The Great Commission isn’t only about teaching those who wander into your church building, but as Mark relates the words of Christ, “Go ye into all the world, and preach the gospel to every creature.” (Prepare: here, here, here, here, and doing it here.) Christ made His men into teachers, evangelists, witnesses, and preachers. Todays leaders make their men comfortable by tickling their itching ears.
I wonder how many doors Pastor Sumpter’s church knocked on this summer and how many of his men stand on public streets with their Bible offering to show lost sinners what Jesus was doing two thousand years ago and why they need Him this very moment. I hope for their zeal and my total embarrassment that their works put me to shame for even asking.
The trenches are where Christian Soldiers win the war, one soul at a time. Personal witnessing is as much about seeking the lost as it is about asking those who claim Christ if they’ve told somebody how they got saved and how Christ can save them also. Challenging milk-takers to grow by publicly sharing their testimony with lost sinners is a key beginning of growth in the believer. Every Christian must tell lost souls how to be saved; that’s the power of the multiplier, as the Holy Spirit works through us.
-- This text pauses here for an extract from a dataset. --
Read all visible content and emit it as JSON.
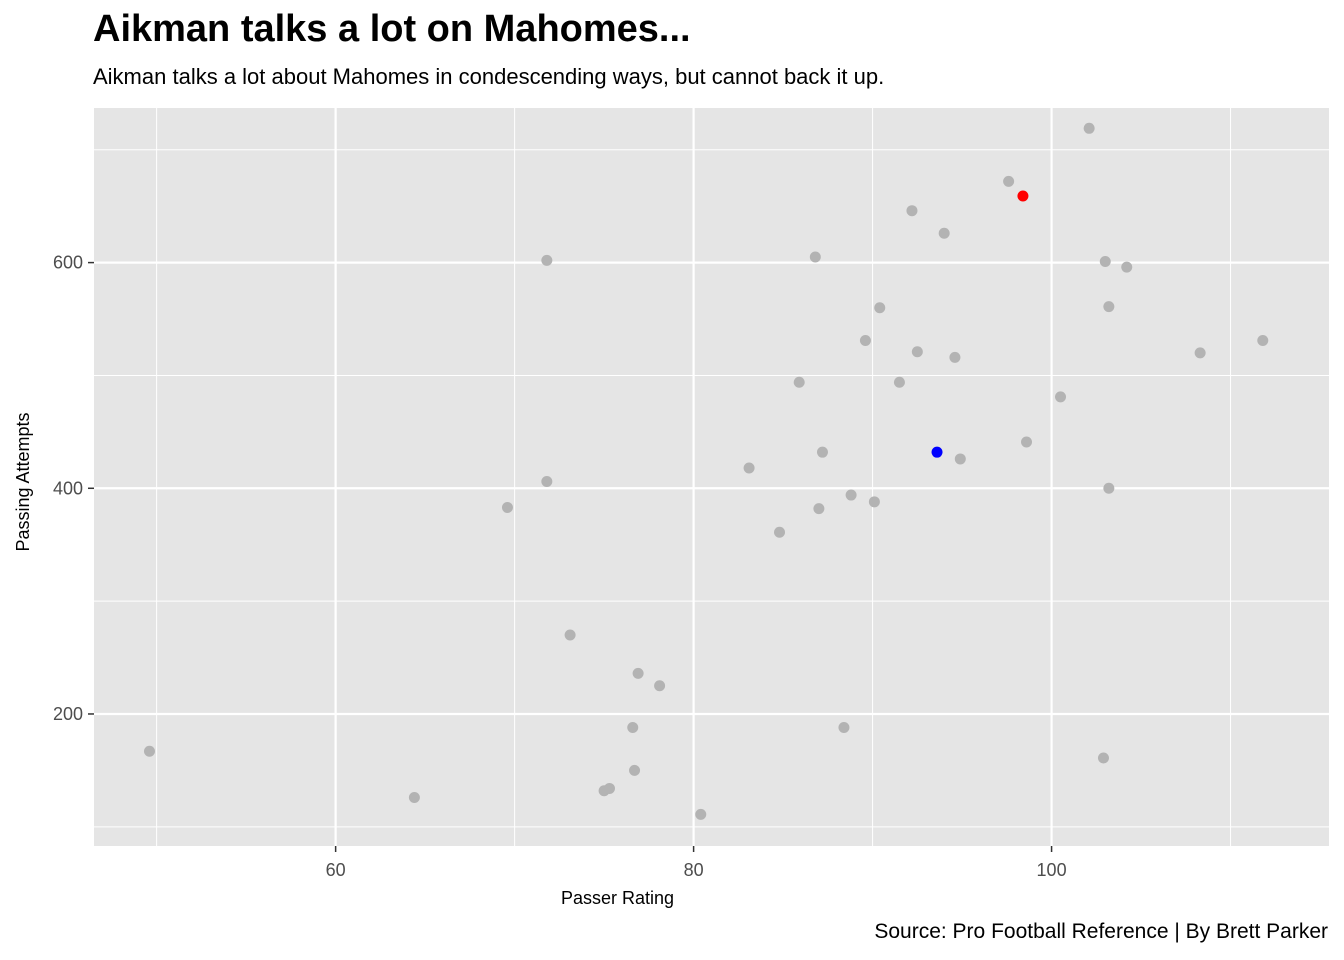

The Gospel of Christ doesn’t need a bunch of fancy university degrees; it needs sergeants, soldiers, and grunts who know how to fight and win. Professional Christianity has wrecked the Church in the West. Take your fancy titles and throw them in the trash, grab your Holy Bible, and go show folks how to be saved from the book of Romans, compelling them to come into the wedding supper of the Lamb.
On September 30, 2023 at 1:12 pm, Kevin said:
Yes
I am always encouraged by these posts.
I have been a long time advocate that “Professional Ministry” is cancer.
On September 30, 2023 at 10:15 pm, Dan D. said:
I get so discouraged when I attend men’s Bible studies and all the retired guys talk about which Calvary Chapel in CA they worked at and then when, say, the study of Hosea is over, the banter around the coffee machine is all classic cars, Harleys and RVs. You may ask “What’s wrong with that?”
I organized a free food giveaway with a guy that aggregates supermarket stuff about to go bad. I needed $500 and 5 guys to help put together boxes of food and to *meet* the people who arrived to get the boxes, 3 hour commitment. I invited 10 guys. 1 showed up and donated $100, 6 no reply and 3 “Sorry, washing my hair”-type replies.
But I did have a non-church goer toss in $150 to help. It’s pretty sad when you can make an 0630 study and then laugh about getting a deal on powder coating the frame of your rebuild project but can’t cry with a woman there for free food who says “Let me stand over here with the sun out of my eyes; I have an inoperable brain tumor. I’ll be seeing my son very soon.”